Während aber bei der bloßen ,,Wohlgezogenheit'' die Kleinen ,,die Gründe nicht zu wissen brauchen'' für die Erziehungsmaßnahmen, ist dies bei der moralischen Erziehung anders: ,,Sobald es aber die Pflicht betrifft, so müssen ihnen dieselben bekanntgemacht werden'', p. 753. Anläßlich der erzieherischen Prügelstrafe, die aber nur in Verbindung mit ausführlicher Begründung zur Anwendung kommen darf, entdeckt der moralische Menschenbildner auch wieder das glatte Gegenteil seines hoffnungsfrohen Ausgangspunkts.

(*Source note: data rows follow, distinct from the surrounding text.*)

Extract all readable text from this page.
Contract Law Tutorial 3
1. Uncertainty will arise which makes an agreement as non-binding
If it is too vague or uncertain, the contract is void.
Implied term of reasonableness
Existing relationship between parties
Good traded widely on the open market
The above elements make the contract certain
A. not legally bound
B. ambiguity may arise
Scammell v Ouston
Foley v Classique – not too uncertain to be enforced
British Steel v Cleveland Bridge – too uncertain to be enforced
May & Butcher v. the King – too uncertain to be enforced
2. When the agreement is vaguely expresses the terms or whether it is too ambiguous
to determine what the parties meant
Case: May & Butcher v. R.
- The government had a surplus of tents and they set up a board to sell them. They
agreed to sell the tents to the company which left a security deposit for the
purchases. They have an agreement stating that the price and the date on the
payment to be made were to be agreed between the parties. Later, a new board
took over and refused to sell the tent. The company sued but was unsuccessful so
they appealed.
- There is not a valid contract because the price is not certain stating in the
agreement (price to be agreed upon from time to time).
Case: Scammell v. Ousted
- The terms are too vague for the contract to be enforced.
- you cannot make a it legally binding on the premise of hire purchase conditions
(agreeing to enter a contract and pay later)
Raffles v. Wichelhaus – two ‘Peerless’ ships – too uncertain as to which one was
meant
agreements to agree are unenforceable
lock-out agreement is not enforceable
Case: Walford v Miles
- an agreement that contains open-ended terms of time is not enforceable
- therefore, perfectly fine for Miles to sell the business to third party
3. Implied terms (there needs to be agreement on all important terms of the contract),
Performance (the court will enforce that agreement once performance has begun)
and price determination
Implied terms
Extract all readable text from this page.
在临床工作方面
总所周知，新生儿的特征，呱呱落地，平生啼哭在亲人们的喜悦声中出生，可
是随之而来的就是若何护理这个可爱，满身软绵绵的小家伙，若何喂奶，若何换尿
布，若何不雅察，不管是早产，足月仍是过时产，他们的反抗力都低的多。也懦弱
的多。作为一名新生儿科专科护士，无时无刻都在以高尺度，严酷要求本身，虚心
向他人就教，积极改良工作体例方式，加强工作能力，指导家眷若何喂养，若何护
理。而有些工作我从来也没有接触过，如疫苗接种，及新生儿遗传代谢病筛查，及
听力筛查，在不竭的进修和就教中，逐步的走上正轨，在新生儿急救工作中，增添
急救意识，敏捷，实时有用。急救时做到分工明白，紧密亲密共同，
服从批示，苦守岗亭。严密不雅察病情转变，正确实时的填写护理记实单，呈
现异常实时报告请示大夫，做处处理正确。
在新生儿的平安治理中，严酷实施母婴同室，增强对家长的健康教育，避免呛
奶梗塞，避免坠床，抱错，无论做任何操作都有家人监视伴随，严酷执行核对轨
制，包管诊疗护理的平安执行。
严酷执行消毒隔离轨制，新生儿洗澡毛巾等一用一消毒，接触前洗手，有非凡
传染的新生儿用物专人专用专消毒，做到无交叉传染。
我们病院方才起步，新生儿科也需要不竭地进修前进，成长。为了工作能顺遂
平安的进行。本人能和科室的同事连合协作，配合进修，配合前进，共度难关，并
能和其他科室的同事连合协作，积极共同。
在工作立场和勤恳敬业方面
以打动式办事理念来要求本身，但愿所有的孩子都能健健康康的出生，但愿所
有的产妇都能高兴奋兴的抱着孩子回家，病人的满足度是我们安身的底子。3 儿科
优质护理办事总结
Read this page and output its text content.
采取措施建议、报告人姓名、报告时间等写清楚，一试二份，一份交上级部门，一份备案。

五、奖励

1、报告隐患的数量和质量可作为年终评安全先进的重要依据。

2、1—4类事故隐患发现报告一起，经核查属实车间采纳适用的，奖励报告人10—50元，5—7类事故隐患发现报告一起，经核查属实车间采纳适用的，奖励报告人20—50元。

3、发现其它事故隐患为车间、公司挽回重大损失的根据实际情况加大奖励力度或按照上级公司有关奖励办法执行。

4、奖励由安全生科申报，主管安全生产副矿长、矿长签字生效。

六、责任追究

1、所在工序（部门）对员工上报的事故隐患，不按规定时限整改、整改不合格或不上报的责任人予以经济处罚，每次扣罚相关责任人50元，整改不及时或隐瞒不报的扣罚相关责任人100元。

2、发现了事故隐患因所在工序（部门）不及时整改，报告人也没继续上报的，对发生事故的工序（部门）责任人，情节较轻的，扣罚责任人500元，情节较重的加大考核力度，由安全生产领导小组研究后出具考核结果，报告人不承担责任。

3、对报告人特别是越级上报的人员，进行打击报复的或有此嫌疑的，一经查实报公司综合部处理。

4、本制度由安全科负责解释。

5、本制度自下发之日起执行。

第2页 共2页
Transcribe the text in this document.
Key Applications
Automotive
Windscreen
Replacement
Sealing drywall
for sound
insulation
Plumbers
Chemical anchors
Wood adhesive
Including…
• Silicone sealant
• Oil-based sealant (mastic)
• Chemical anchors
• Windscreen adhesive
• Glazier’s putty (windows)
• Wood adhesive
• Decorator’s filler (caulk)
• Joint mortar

Aber was soll's! Wenn der Mensch schlecht ist, dann muß eben doch wieder mehr Zucht her, aus Prinzipien deduziert, versteht sich. Gewisse Unarten, die sich bevorzugt in den Jünglingsjahren ausbreiten, ist freilich nur mit vernünftigen Argumenten zu begegnen:
,,Nichts schwächet den Geist wie den Leib des Menschen mehr, als die Art der Wollust, die auf sich selbst gerichtet ist, und sie streitet ganz wider die Natur des Menschen. Aber auch diese muß man dem Jüngling nicht verhehlen. Man muß sie ihm in ihrer ganzen Abscheulichkeit darstellen, ihm sagen, daß er sich dadurch für die Fortpflanzung des Geschlechtes unnütz mache, daß die Leibeskräfte dadurch am allermeisten zu Grunde gerichtet werden, daß er sich dadurch ein frühes Alter zuziehe, und sein Geist sehr dabei leide. usw.'' (eb., S. 759)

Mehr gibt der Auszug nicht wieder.